First off, we'll change the classify() function that we wrote previously to return the labels instead of printing them. 

In [23]:
def classify_test(message):
    #message should be a string.
    #Remove the punctuation.
    message = re.sub('\W', ' ', message)
    #Bring all letters to lower case.
    message = message.lower()
    #Split the string at the space character and transform it into a Python list.
    message = message.split()
    
    p_spam_given_message = p_spam
    p_ham_given_message = p_ham
    for word in message:
        if word in p_word_given_spam:
            p_spam_given_message = p_spam_given_message * p_word_given_spam[word]
        if word in p_word_given_ham:
            p_ham_given_message = p_ham_given_message * p_word_given_ham[word]
            
    #print('P(Spam|message): ', p_spam_given_message)
    #print('P(Ham|message):', p_ham_given_message)
    
    if p_ham_given_message > p_spam_given_message:
        return 'ham'
    elif p_ham_given_message < p_spam_given_message:
        return 'spam'
    else:
        return "needs human's help!"

Now that we have a function that returns labels instead of printing them, we can use it to create a new column in our test set.

In [24]:
test['predicted'] = test['SMS'].apply(classify_test)
test.head()

Unnamed: 0,Label,SMS,predicted
0,ham,later i guess i needa do mcat study too,ham
1,ham,but i haf enuff space got like 4 mb,ham
2,spam,had your mobile 10 mths update to latest oran...,spam
3,ham,all sounds good fingers makes it difficult ...,ham
4,ham,all done all handed in don t know if mega sh...,ham


Now we can compare the predicted values with the actual values to measure how good our spam filter is with classifying new messages. To make the measurement, we'll use accuracy as a metric:
[![Capture4.jpg](https://i.postimg.cc/GhHN218h/Capture4.jpg)](https://postimg.cc/D835jHPt)

In [25]:
total = test.shape[0]
correct_test = test[test['Label'] == test['predicted']]
correct = correct_test.shape[0]
accuracy = correct/total
print("Correct: ", correct)
print('Accuracy: ', accuracy)

Correct:  1100
Accuracy:  0.9874326750448833


We classified 1114 messages that hasn't seen in training. Our spam filter classified 1100 messages correctly. The accuracy of our spam filter is 98.74%, which is pretty good. 

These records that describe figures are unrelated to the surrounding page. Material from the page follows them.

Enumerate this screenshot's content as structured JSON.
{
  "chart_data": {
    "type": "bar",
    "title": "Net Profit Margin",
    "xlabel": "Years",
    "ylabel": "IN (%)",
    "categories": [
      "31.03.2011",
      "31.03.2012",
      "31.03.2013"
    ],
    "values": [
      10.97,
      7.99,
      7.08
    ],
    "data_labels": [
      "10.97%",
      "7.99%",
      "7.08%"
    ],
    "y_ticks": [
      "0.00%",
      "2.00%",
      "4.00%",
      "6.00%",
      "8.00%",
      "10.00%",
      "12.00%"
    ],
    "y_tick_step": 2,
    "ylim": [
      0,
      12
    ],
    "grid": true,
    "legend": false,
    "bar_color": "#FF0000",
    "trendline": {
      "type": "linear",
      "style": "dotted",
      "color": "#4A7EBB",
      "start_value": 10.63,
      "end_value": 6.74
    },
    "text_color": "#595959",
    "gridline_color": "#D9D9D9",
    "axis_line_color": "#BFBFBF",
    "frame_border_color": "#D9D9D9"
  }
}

## Conclusions and Future Directions

In this project, we managed to build a spam filter for SMS messages using the multinomial Naive Bayes algorithm. The filter has an accuracy of 98.74% on the test set, which is an excellent result. We initially aimed for an accuracy of over 80%, but we managed to do way better than that.

Here are a few next steps can be taken to work one this project in the future:

   + Isolate the 14 messages that were classified incorrectly and try to figure out why the algorithm reached the wrong conclusions.
   + Make the filtering process more complex by making the algorithm sensitive to letter case.